Décès de la Hongroise Eva Fahidi, rescapée des camps nazis
"J'ai découvert que la haine était un poids. Ce qui est passé est passé. Je suis vivante et j'aime la vie", confiait-elle en 2016
Elle témoignait inlassablement, dansant même sur scène au soir de sa vie. La Hongroise Eva Fahidi, rescapée des camps de concentration nazis d’Auschwitz et de Buchenwald, s’est éteinte lundi à l’âge de 97 ans.
« C’est avec une grande tristesse que nous avons appris le décès ce matin à Budapest d’Eva Fahidi-Pusztai, combattante engagée pour la démocratie et les droits humains », a annoncé la Fondation des mémoriaux de Buchenwald et Mittelbau-Dora dans un communiqué.
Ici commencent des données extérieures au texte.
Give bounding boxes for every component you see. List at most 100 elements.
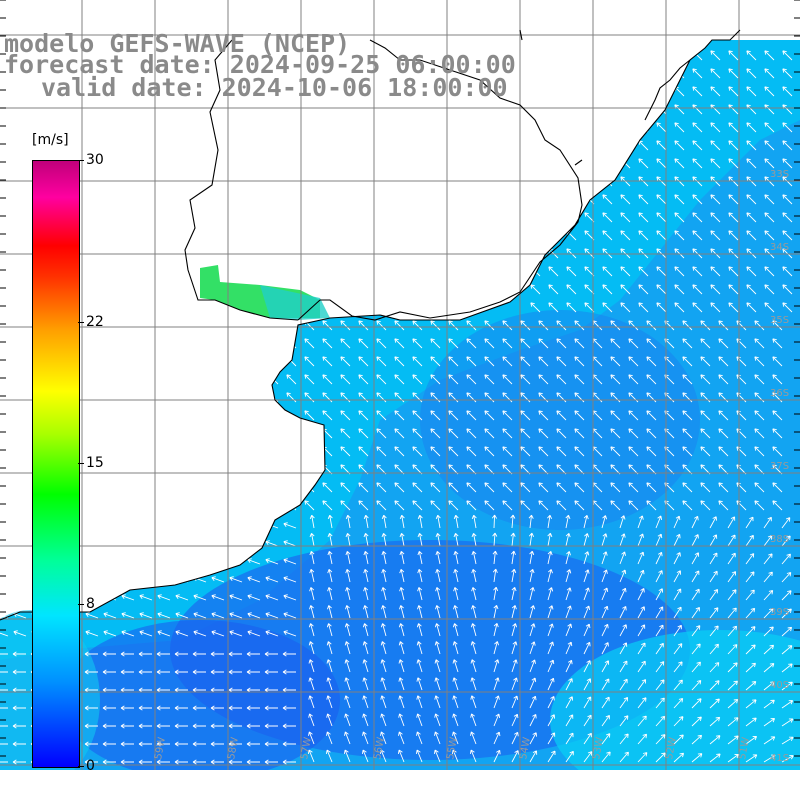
wind-arrow <box>362 731 369 745</box>
wind-arrow <box>246 651 260 657</box>
wind-arrow <box>718 320 729 331</box>
wind-arrow <box>710 158 721 169</box>
wind-arrow <box>700 482 711 493</box>
wind-arrow <box>502 320 513 331</box>
wind-arrow <box>308 641 315 655</box>
wind-arrow <box>399 605 405 619</box>
wind-arrow <box>344 713 351 727</box>
wind-arrow <box>692 248 703 259</box>
wind-arrow <box>493 749 501 763</box>
wind-arrow <box>556 482 567 493</box>
wind-arrow <box>416 713 423 727</box>
wind-arrow <box>565 514 571 529</box>
wind-arrow <box>673 606 682 619</box>
wind-arrow <box>772 320 783 331</box>
wind-arrow <box>692 68 703 79</box>
wind-arrow <box>638 302 649 313</box>
wind-arrow <box>710 140 721 151</box>
wind-arrow <box>228 723 242 729</box>
wind-arrow <box>84 705 98 711</box>
wind-arrow <box>103 630 117 637</box>
wind-arrow <box>728 158 739 169</box>
wind-arrow <box>763 589 774 601</box>
wind-arrow <box>174 759 188 765</box>
wind-arrow <box>453 532 459 547</box>
wind-arrow <box>327 605 333 619</box>
wind-arrow <box>655 642 664 655</box>
wind-arrow <box>601 751 611 763</box>
wind-arrow <box>764 158 775 169</box>
wind-arrow <box>380 731 387 745</box>
wind-arrow <box>264 669 278 675</box>
wind-arrow <box>412 428 423 439</box>
wind-arrow <box>754 338 765 349</box>
wind-arrow <box>265 594 279 601</box>
wind-arrow <box>120 705 134 711</box>
estuary-wave-patch-2 <box>260 285 330 320</box>
wind-arrow <box>435 605 441 619</box>
wind-arrow <box>434 695 441 709</box>
wind-arrow <box>435 568 441 583</box>
wind-arrow <box>682 500 693 511</box>
wind-arrow <box>710 212 721 223</box>
longitude-label: 51W <box>737 736 752 760</box>
wind-arrow <box>412 356 423 367</box>
wind-arrow <box>727 735 739 745</box>
wind-arrow <box>453 568 459 583</box>
wind-arrow <box>547 677 555 691</box>
colorbar-tick-label: 30 <box>86 152 104 168</box>
wind-arrow <box>556 500 567 511</box>
wind-arrow <box>602 248 613 259</box>
wind-arrow <box>583 569 590 583</box>
wind-arrow <box>710 284 721 295</box>
wind-arrow <box>283 540 297 547</box>
wind-arrow <box>628 464 639 475</box>
wind-arrow <box>307 749 315 763</box>
longitude-label: 52W <box>664 736 679 760</box>
wind-arrow <box>102 759 116 765</box>
wind-arrow <box>529 695 537 709</box>
wind-arrow <box>322 374 333 385</box>
wind-arrow <box>412 320 423 331</box>
wind-arrow <box>709 716 721 727</box>
wind-arrow <box>102 705 116 711</box>
wind-arrow <box>435 514 441 529</box>
wind-arrow <box>484 500 495 511</box>
wind-arrow <box>700 464 711 475</box>
wind-arrow <box>692 266 703 277</box>
wind-arrow <box>728 194 739 205</box>
wind-arrow <box>529 659 536 673</box>
wind-arrow <box>0 632 9 637</box>
wind-arrow <box>380 677 387 691</box>
wind-arrow <box>764 212 775 223</box>
wind-arrow <box>511 568 517 583</box>
wind-arrow <box>435 587 441 601</box>
wind-arrow <box>655 533 663 547</box>
wind-arrow <box>566 302 577 313</box>
wind-arrow <box>601 587 609 601</box>
wind-arrow <box>471 587 477 601</box>
wind-arrow <box>211 630 225 637</box>
wind-arrow <box>192 651 206 657</box>
wind-arrow <box>326 641 333 655</box>
wind-arrow <box>520 446 531 457</box>
wind-arrow <box>471 532 477 547</box>
wind-arrow <box>358 500 369 511</box>
wind-arrow <box>692 284 703 295</box>
wind-arrow <box>610 374 621 385</box>
wind-arrow <box>358 320 369 331</box>
wind-arrow <box>84 723 98 729</box>
wind-arrow <box>417 550 423 565</box>
wind-arrow <box>448 356 459 367</box>
wind-arrow <box>358 410 369 421</box>
wind-arrow <box>709 552 718 565</box>
wind-arrow <box>470 659 477 673</box>
wind-arrow <box>326 713 333 727</box>
wind-arrow <box>228 705 242 711</box>
wind-arrow <box>637 588 645 601</box>
wind-arrow <box>448 446 459 457</box>
wind-arrow <box>637 660 646 673</box>
colorbar-tick-mark <box>78 463 84 464</box>
wind-arrow <box>344 695 351 709</box>
wind-arrow <box>344 623 351 637</box>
« Sa voix empreinte de sagesse et de chaleur nous manquera profondément », a-t-elle écrit, regrettant aussi une grande perte « pour le travail de mémoire en Europe ».
Née le 22 octobre 1925 à Debrecen, dans l’est de la Hongrie, Eva Fahidi était une lycéenne de 18 ans quand elle a été déportée avec les 440 000 juifs du pays d’Europe centrale envoyés en quelques semaines dans les camps de la mort, de mai à juillet 1944.
Elle y a perdu 49 membres de sa famille, dont ses parents. Elle garde en mémoire la dernière vision de sa mère et de sa jeune sœur de 11 ans sur la rampe de triage de Birkenau.
Libérée en mars 1945 par les troupes américaines, elle rentre en Hongrie où elle renonce à son rêve de devenir pianiste en raison des séquelles des dures conditions de travail endurées.
Pendant des décennies, Eva Fahidi a été réticente à évoquer son expérience des camps. Mais une visite à Auschwitz en 2003, 59 ans après sa déportation, lui fait ressentir le besoin d’écrire ses mémoires.
Son ouvrage L’âme des choses est d’abord paru en allemand en 2004, puis elle l’a traduit en hongrois.
Elle a participé aux côtés de l’ex-chancelière allemande Angela Merkel à une cérémonie à Berlin commémorant les 70 ans de la libération d’Auschwitz, en janvier 2015, puis témoigné quelques mois plus tard lors du procès en Allemagne de l’ancien comptable du camp d’extermination, Oskar Gröning.
« J’ai réalisé que ma vocation était de parler d’Auschwitz à autant de gens que possible, c’est le minimum que je puisse faire », avait-elle expliqué dans un entretien à l’AFP en 2016.
La vieille dame se produisait alors à Budapest dans un duo de danse, à guichets fermés, avec l’idée de faire dialoguer les générations autour de la mémoire et du traumatisme.
« J’ai découvert que la haine était un poids. Ce qui est passé est passé. Je suis vivante et j’aime la vie », confiait-elle alors.